Video Transcript
Which of the following is equal to
the square root of seven to the power of eight divided by the square root of seven
to the power of six? The choices provided are (A) seven
to the power of four-thirds. (B) Seven squared. (C) The square root of seven to the
power of 14. (D) The square root of seven
squared. And (E) the square root of seven to
the power of four-thirds.
To find which of these expressions
is equal to our quotient, we need to simplify the quotient. As we have two powers with the same
base, where one is divided by the other, then we can use the quotient rule for
exponents, which states that 𝑎 to the power of 𝑚 divided by 𝑎 to the power of 𝑛
is equal to 𝑎 to the power of 𝑚 minus 𝑛 for a nonzero real number 𝑎 and integers
𝑚 and 𝑛.
Applying the rule with 𝑎 equal to
the square root of seven, 𝑚 equal to eight, and 𝑛 equal to six, we get the square
root of seven to the power of eight divided by the square root of seven to the power
of six is equal to the square root of seven to the power of eight minus six, which
equals the square root of seven squared. Thus, the quotient of the square
root of seven to the power of eight and the square root of seven to the power of six
is equal to the square root of seven squared, which is answer (D).

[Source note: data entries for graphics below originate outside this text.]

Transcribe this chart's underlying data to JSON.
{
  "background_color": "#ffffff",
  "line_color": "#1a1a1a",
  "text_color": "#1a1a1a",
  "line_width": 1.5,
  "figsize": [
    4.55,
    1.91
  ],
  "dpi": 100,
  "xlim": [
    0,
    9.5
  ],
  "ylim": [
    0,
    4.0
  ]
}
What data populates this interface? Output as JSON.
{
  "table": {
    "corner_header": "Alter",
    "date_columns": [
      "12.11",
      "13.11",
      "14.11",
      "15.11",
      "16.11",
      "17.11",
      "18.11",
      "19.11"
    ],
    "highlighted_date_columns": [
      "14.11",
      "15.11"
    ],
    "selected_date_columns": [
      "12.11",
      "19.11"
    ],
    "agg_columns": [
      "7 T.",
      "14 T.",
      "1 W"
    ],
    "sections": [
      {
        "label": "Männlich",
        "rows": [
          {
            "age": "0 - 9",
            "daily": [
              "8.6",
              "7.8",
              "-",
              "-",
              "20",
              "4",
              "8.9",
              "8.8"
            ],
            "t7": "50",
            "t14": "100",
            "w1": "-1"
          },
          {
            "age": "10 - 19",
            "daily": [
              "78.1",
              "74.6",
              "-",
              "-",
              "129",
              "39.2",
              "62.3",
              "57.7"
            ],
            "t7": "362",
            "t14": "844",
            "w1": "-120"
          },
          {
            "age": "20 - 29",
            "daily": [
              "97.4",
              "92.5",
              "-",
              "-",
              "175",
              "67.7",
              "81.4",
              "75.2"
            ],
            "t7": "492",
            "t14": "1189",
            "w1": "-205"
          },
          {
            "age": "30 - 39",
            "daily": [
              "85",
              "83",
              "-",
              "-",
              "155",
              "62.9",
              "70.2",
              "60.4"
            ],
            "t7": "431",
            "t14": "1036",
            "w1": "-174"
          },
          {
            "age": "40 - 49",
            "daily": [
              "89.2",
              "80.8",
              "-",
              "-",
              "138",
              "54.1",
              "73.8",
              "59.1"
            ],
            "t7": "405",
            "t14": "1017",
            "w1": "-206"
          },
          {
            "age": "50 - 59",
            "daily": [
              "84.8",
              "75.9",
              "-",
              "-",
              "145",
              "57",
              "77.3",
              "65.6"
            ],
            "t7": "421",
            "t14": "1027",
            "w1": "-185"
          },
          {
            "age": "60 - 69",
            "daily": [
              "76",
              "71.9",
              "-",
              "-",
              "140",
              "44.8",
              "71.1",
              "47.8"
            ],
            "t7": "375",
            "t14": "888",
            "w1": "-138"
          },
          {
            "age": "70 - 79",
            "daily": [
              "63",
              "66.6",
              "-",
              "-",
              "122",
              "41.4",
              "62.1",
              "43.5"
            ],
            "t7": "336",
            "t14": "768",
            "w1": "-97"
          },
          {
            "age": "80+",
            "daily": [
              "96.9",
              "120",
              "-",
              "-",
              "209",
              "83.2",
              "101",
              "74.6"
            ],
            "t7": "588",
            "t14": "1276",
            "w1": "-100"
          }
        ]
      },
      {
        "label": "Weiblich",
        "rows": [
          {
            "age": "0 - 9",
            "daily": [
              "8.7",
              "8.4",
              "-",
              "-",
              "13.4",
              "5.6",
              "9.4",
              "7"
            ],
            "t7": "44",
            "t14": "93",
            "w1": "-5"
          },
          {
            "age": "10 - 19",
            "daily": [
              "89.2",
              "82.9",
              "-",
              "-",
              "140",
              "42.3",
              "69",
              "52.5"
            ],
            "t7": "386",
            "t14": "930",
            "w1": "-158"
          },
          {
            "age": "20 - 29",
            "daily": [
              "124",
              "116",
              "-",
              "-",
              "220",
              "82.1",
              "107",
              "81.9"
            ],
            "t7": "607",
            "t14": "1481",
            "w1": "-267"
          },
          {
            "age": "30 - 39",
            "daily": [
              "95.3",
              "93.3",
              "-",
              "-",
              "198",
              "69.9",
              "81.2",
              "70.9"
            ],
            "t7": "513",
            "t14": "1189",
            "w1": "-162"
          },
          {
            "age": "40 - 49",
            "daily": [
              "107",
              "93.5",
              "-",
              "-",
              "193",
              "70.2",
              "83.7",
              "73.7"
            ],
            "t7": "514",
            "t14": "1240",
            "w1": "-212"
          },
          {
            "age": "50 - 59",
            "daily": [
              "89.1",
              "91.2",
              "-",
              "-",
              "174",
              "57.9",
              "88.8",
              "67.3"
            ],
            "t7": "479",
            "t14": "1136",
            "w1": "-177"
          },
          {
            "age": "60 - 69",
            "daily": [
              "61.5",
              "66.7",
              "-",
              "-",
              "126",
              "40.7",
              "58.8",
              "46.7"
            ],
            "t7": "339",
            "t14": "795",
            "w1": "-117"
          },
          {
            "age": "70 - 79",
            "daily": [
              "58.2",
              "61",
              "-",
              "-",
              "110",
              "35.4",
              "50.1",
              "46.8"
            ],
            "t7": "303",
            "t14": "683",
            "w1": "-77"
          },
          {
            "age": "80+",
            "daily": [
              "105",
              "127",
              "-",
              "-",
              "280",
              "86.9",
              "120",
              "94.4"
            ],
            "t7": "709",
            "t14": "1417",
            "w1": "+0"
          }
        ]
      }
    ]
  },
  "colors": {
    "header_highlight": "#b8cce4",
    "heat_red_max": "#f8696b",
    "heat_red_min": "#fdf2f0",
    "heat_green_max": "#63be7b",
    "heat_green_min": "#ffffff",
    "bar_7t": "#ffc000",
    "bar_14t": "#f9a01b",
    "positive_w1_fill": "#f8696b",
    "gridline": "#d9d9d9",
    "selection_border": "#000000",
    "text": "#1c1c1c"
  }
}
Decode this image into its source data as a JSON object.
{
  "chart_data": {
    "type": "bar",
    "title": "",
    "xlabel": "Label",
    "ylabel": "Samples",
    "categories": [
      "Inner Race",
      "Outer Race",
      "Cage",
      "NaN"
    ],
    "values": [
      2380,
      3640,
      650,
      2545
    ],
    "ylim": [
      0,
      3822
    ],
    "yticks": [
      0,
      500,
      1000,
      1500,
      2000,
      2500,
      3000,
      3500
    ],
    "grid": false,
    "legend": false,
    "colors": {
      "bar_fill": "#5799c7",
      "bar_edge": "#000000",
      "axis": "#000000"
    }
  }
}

Without using the quotient rule, we
could approach this problem using repeated multiplication. In this case, we have eight factors
of the square root of seven in the numerator and six factors in the denominator. Canceling factors leaves us with
two factors of the square root of seven in the numerator, which equals the square
root of seven squared. It is also worth noting that for 𝑎
greater than zero, the square root of 𝑎 squared is equal to 𝑎. Therefore, the square root of seven
squared equals seven. But since seven is not one of the
options provided, we stay with answer (D).